I passed Cooper bolting up the stairs toward me as I ran down them. “She’s in the pool! Mita is in the water!” I yelled to him and then I ran out of the house, slipping on the wet grass with the cold rain beating down on me, through the gate to the back yard where I had spent so many happy hours as a kid swimming when it had been the Kaminskis’ pool. I dove off the side where I had learned to cannonball, and I heard another splash as Cooper went in behind me, but then I had her, my arm around the little girl’s chest and under her arms, and I pulled her to the surface. I could feel her heart beating, but she wasn’t breathing.

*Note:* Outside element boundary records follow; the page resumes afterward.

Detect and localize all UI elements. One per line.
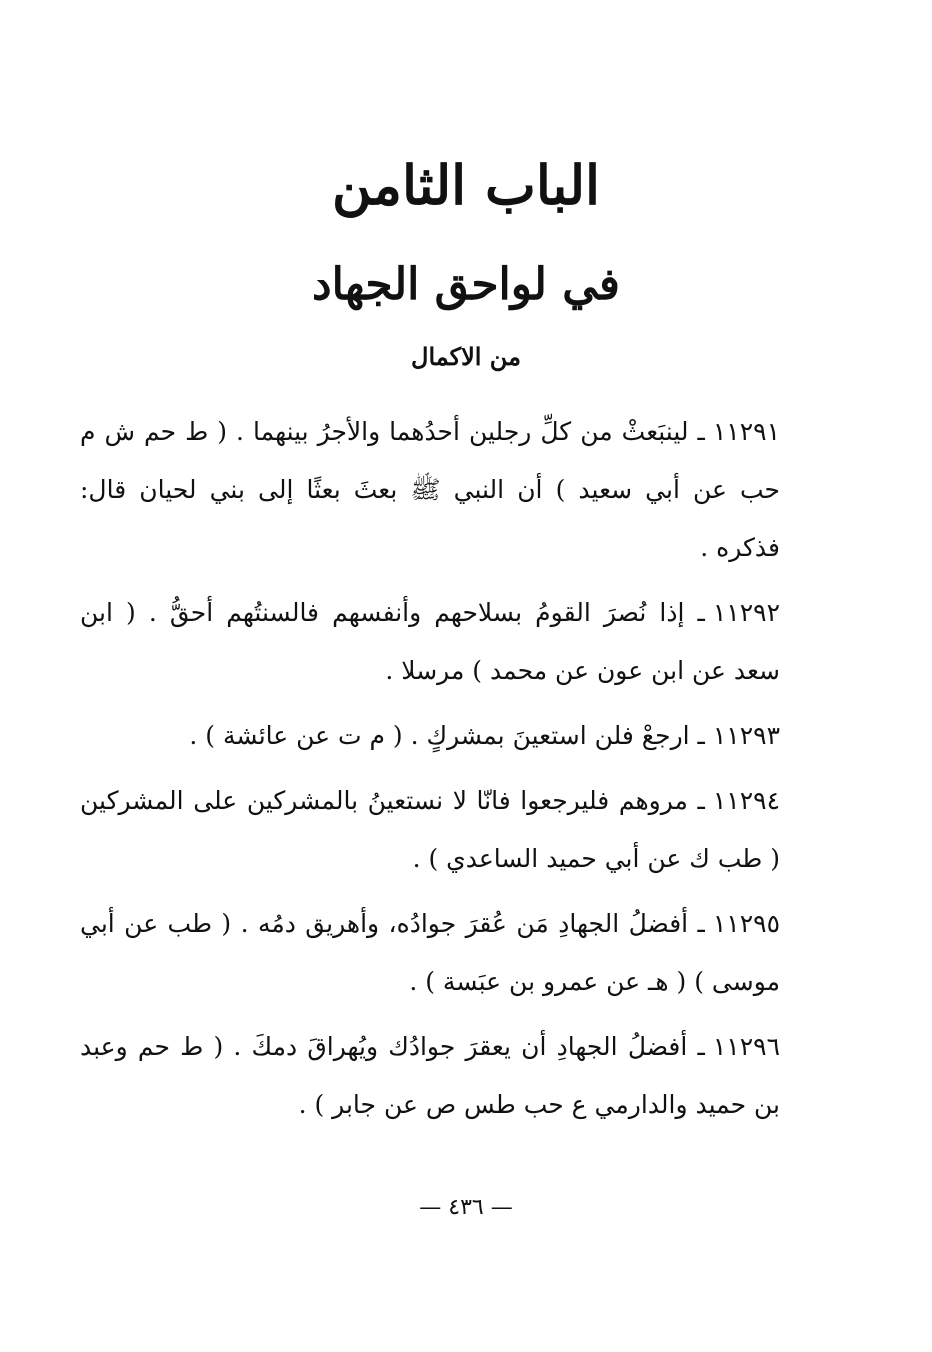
hadith-entry: [80, 772, 780, 888]
entry-text: ـ أفضلُ الجهادِ مَن عُقرَ جوادُه، وأهريق دمُه . ( طب عن أبي موسى ) ( هـ عن عمرو بن عبَسة ) .: [80, 909, 780, 996]
chapter-title: في لواحق الجهاد: [312, 259, 620, 310]
hadith-entries: [80, 403, 780, 1141]
entry-number: ١١٢٩٢: [712, 598, 780, 627]
hadith-entry: [80, 403, 780, 577]
entry-text: ـ إذا نُصرَ القومُ بسلاحهم وأنفسهم فالسنتُهم أحقُّ . ( ابن سعد عن ابن عون عن محمد ) مرسلا .: [80, 598, 780, 685]
entry-text: ـ ارجعْ فلن استعينَ بمشركٍ . ( م ت عن عائشة ) .: [189, 721, 705, 750]
entry-text: ـ أفضلُ الجهادِ أن يعقرَ جوادُك ويُهراقَ دمكَ . ( ط حم وعبد بن حميد والدارمي ع حب طس ص عن جابر ) .: [80, 1032, 780, 1119]
entry-number: ١١٢٩١: [712, 417, 780, 446]
entry-text: ـ لينبَعثْ من كلِّ رجلين أحدُهما والأجرُ بينهما . ( ط حم ش م حب عن أبي سعيد ) أن النبي ﷺ بعثَ بعثًا إلى بني لحيان قال: فذكره .: [80, 417, 780, 562]
entry-number: ١١٢٩٣: [712, 721, 780, 750]
entry-number: ١١٢٩٤: [712, 786, 780, 815]
section-subtitle: من الاكمال: [411, 342, 521, 371]
hadith-entry: [80, 895, 780, 1011]
hadith-entry: [80, 707, 780, 765]
page-number: — ٤٣٦ —: [419, 1195, 513, 1220]
chapter-heading: الباب الثامن: [331, 153, 601, 217]
hadith-entry: [80, 1018, 780, 1134]
entry-number: ١١٢٩٦: [712, 1032, 780, 1061]
hadith-entry: [80, 584, 780, 700]
entry-text: ـ مروهم فليرجعوا فانّا لا نستعينُ بالمشركين على المشركين ( طب ك عن أبي حميد الساعدي ) .: [80, 786, 780, 873]
entry-number: ١١٢٩٥: [712, 909, 780, 938]
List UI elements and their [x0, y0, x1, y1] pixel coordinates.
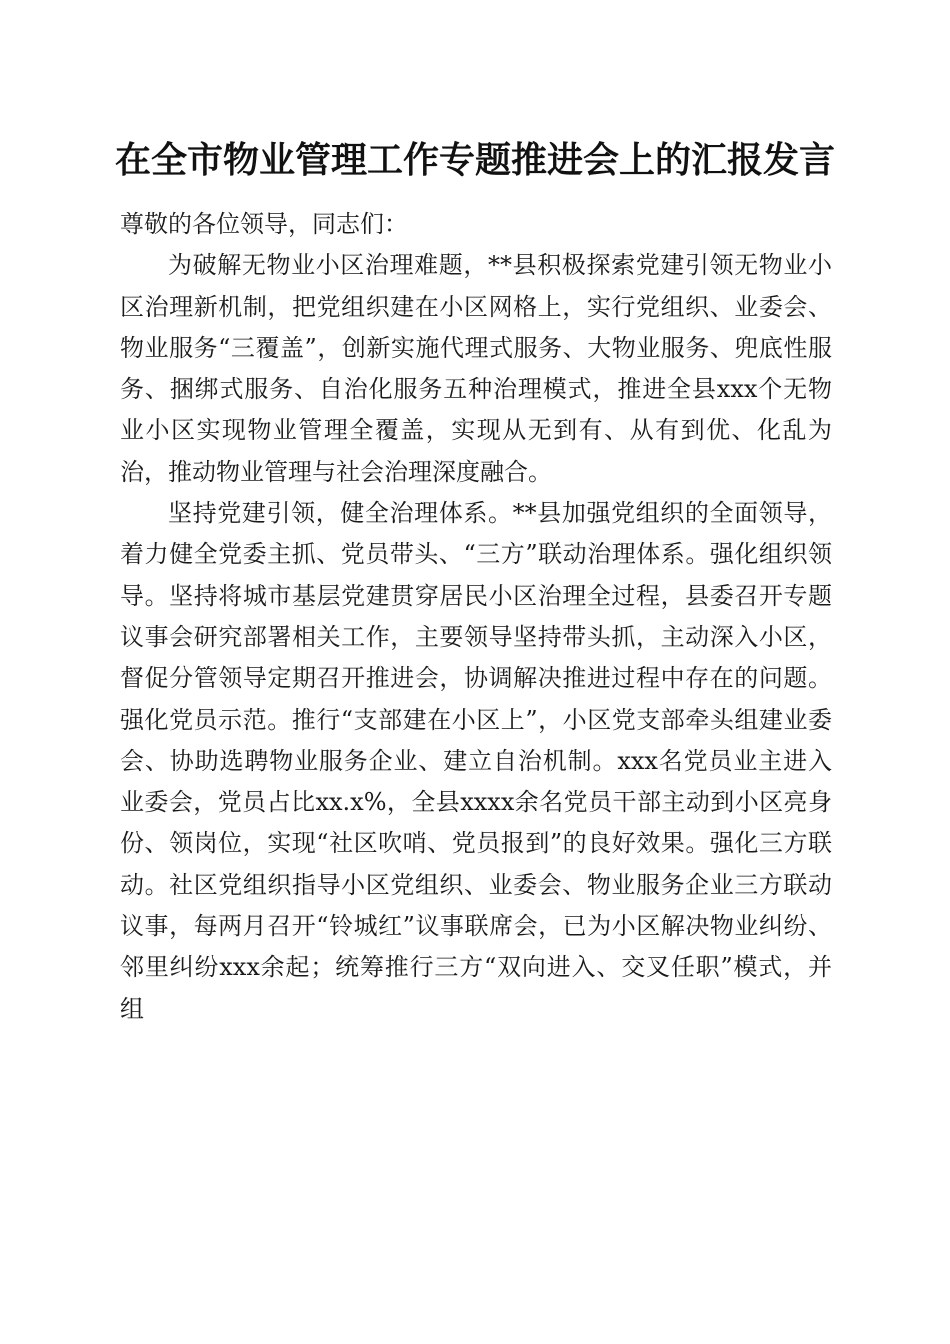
salutation: 尊敬的各位领导，同志们：: [120, 210, 408, 238]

I started doing rescue breathing, and after a while Cooper moved me out of the way and took over and someone put a towel around me. Vaguely, in the background, I heard people talking and sobbing, but it was mostly just a blur until Mita sputtered and coughed. She coughed again, harder, and tried to sit up, and started to cry for her mom, and then I knew everything was going to be ok.
∞
“Could you grab another blanket?” Cooper asked.
“Of course!” Karis hurried off to find one.
I shifted in his lap. Since we had come inside, Cooper had insisted on me being practically swaddled. I was all in favor of the part where I was cuddling with him, and I was also down with the getting carried around in his arms, but I was now getting hot. “No, no more blankets,” I called after Karis. “Cooper, I’m fine.”